Now we ask: Why is this important? Is this the age that we live in? We are unconscious liars?
"I have had to make decisions, like, why am I unhappy? OK, Stefani, Gaga, hybrid person: Why are you unhappy? Why is it that you wanted to quit music (a couple years ago)?
OK, well, I really don't like selling these fragrances, perfumes. I don't like wasting my time spending days just shaking people's hands and smiling, taking selfies. It feels shallow to my existence. I have a lot more to offer than my image.
I don't like being used to make people money. I feel sad when I am overworked and that I just become a moneymaking machine and that my passion and my creativity takes a backseat - that makes me unhappy.
So what did I do? I started to say no. I'm not doing that. I don't want to do that. I'm not taking that picture. I'm not going to that event. I'm not standing by that because that's not what I stand for, and slowly but surely I remembered who I am.
And then you go home and you look in the mirror and you're like, "Yes. I can go to bed with you...every night." 'Cause that person? I know that person. That person has balls. That person has integrity. That person has an opinion. That person just doesn't say yes.

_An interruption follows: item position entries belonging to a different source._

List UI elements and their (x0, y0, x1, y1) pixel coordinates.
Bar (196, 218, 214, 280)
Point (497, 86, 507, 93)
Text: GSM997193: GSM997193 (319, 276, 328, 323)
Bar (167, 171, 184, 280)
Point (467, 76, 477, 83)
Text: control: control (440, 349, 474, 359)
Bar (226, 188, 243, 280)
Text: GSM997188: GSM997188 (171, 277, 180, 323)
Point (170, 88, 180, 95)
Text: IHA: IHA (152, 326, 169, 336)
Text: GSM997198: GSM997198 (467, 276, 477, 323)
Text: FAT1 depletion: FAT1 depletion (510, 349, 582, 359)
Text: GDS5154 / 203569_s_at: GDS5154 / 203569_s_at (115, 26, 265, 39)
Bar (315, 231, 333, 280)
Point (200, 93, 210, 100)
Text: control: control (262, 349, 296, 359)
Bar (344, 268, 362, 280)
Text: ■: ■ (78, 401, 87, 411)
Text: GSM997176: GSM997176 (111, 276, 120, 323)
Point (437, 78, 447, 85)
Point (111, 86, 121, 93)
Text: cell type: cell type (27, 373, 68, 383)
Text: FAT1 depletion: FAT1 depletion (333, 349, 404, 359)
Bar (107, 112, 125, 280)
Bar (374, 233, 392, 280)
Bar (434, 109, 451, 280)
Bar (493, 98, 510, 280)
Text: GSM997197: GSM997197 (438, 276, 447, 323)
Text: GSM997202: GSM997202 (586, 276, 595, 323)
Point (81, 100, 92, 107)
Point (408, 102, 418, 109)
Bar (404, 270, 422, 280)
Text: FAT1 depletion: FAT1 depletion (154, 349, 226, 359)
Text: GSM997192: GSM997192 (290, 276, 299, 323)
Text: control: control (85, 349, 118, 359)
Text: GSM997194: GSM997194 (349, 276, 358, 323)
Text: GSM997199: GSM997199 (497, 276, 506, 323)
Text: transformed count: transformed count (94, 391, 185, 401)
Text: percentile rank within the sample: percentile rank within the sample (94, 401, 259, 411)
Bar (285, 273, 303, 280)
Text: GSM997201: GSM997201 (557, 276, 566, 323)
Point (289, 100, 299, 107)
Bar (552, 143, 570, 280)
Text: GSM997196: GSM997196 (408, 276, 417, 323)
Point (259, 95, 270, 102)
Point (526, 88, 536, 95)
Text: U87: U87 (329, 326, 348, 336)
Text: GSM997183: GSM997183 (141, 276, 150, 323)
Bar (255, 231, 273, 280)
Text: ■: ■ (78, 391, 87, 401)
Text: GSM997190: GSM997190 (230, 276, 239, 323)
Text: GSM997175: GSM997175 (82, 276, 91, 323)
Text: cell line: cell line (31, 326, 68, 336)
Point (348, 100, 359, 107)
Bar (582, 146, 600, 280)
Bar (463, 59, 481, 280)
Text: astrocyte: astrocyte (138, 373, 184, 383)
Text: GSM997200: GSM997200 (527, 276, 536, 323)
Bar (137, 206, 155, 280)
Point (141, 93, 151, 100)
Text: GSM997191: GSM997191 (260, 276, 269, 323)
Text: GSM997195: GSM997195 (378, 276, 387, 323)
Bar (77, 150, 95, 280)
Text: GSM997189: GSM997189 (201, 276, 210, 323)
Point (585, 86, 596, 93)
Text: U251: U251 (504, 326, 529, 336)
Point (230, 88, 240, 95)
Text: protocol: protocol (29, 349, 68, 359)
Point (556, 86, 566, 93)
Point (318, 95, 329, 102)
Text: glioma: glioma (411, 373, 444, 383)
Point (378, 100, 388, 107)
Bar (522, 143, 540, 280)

That person doesn't get a text from somebody and say, "Oh my god, they wrote this and, um, they sent this emoji - should I write this back? Should I say this back? Is it OK to say this? Are they going to like me if I say that? Should I say something different?"
This is the age we live in. We aren't actually communicating with each other. We are unconsciously communicating lies."
In my opinion, yes! Yes, we are.
We lie whenever we feel sad, when we pretend that the things that we do without wanting are actually good and that we are enjoying them. We say that a picture was really taken by us (when it wasn't) or that we are busy when we just don't want to leave the house. And the thing is, we are so used to saying tiny lies that we've become fake, pathological liars about our emotions without even realizing it.
It's time to us to get out of our comfort zone and start saying no if we don't want to do something apart from showing that we care. Because sometimes, we don't care about whatever is happening in our friend's life or the event that is happening at the park tonight, and that is actually fine. We have to stop pretending to be someone that we are not. We have to start to leave our phones inside our purses and have real communication over a coffee with real words.
Otherwise, how are we going to grow up in a world were the truth is covered by secret lying details?